Mayor Bill de Blasio and NYPD leaders are concerned about the recent increase in hate crimes across New York City, even as shootings and other violent crime continues to fall to record lows.

Appearing at the Museum of Jewish Heritage in Battery Park City on Wednesday, the mayor appeared to choke back tears as he lamented "what we have seen lately—the uptick in hate crimes—that has affected many communities." He decried the latest series of anti-Semitic incidents, and urged both vigilance and perspective on the 80th anniversary of Kristallnacht. After facing criticism earlier this week for his slow response to a racist slur found on the African Burial Ground Monument, de Blasio made specific mention of the vandalism at the briefing, calling it "clearly a hate crime."

"Tragically we're seeing many communities affronted," the mayor added. "We’re seeing hate crimes towards the African American community, towards the Jewish community, towards the Muslim community, towards the LGBT community. It all has to stop."

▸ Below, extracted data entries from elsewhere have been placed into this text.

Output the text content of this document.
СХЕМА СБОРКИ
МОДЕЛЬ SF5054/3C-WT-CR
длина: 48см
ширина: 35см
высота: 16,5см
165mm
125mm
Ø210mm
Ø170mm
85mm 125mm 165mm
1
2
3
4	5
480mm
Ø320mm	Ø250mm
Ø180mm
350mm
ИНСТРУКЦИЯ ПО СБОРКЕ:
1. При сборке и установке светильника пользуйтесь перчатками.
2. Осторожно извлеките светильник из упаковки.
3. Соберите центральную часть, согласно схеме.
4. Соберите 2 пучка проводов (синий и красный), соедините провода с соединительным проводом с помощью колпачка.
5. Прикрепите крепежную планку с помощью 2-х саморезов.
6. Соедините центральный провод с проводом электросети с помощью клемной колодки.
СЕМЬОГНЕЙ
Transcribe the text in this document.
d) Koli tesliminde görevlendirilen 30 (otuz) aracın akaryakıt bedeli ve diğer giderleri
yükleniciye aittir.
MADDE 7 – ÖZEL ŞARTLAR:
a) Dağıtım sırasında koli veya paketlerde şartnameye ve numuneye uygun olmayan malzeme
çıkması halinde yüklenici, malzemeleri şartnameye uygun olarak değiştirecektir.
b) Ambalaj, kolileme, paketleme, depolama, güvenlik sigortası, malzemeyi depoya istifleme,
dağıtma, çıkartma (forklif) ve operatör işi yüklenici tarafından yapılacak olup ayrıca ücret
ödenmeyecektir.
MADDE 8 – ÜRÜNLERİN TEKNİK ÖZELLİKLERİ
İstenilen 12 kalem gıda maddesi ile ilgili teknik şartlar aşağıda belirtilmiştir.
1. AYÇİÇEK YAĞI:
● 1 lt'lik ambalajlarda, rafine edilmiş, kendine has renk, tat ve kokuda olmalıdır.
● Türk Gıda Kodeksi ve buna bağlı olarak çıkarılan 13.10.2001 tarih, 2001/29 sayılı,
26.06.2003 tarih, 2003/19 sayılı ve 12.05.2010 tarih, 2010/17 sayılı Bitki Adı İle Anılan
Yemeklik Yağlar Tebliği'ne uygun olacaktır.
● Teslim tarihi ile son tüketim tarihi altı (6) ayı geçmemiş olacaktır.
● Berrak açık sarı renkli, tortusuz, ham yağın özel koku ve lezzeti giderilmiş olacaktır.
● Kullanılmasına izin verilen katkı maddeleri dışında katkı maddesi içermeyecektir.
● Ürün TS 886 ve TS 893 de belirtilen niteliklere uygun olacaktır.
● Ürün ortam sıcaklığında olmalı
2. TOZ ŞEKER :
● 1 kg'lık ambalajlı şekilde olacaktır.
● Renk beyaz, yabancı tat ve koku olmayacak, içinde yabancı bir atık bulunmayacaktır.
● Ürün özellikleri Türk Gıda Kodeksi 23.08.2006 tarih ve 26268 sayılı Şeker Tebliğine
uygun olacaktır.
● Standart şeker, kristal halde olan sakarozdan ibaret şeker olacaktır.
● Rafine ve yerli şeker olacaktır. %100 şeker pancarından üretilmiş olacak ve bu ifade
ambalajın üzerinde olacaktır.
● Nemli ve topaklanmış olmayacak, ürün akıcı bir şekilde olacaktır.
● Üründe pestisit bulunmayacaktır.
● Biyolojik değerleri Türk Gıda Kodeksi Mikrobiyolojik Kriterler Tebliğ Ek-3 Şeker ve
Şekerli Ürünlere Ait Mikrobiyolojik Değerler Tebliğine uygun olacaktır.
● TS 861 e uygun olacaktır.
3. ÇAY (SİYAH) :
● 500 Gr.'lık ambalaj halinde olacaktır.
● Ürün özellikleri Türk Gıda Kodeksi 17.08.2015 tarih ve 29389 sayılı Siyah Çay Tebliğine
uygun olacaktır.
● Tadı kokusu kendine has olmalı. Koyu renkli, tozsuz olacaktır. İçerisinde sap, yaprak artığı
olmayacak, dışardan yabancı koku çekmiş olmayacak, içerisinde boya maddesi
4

According to the NYPD, there have been 309 hate crimes reported so far this year—up from 297 over the same period in 2017. About half of those reported incidents have been anti-Semitic in nature, police said. Both anti-Semitic incidents and hate crimes overall have soared since the election of Donald Trump two years ago.

"The increased reports of swastikas and other criminal mischief here in the five boroughs absolutely concerns us," said Police Commissioner James O'Neill, noting that the "current atmosphere" is at least partially to blame.

On Tuesday, police released further information and additional surveillance footage of a group of individuals who allegedly tossed a metal pipe through the window of the Synagogue Volkan on Franklin Avenue in Bed-Stuy. The suspects are believed to be between 12 and 15 years old.

Security camera footage has still not yet been released in the attack on the African Burial Ground Monument, which occurred Thursday just north of City Hall. Asked about the lack of video in that case, Chief of Detectives Dermot Shea acknowledged that there are several cameras in the area, but said that all the footage recovered so far was "extremely grainy."

The comments came as part of the NYPD's monthly briefing on crime stats. Police officials boasted that just 17 murders were committed last month, the lowest number ever recorded in October. Overall, shootings are down 4.7 percent compared to this time last year, and total crime is down 1.4 percent, authorities said.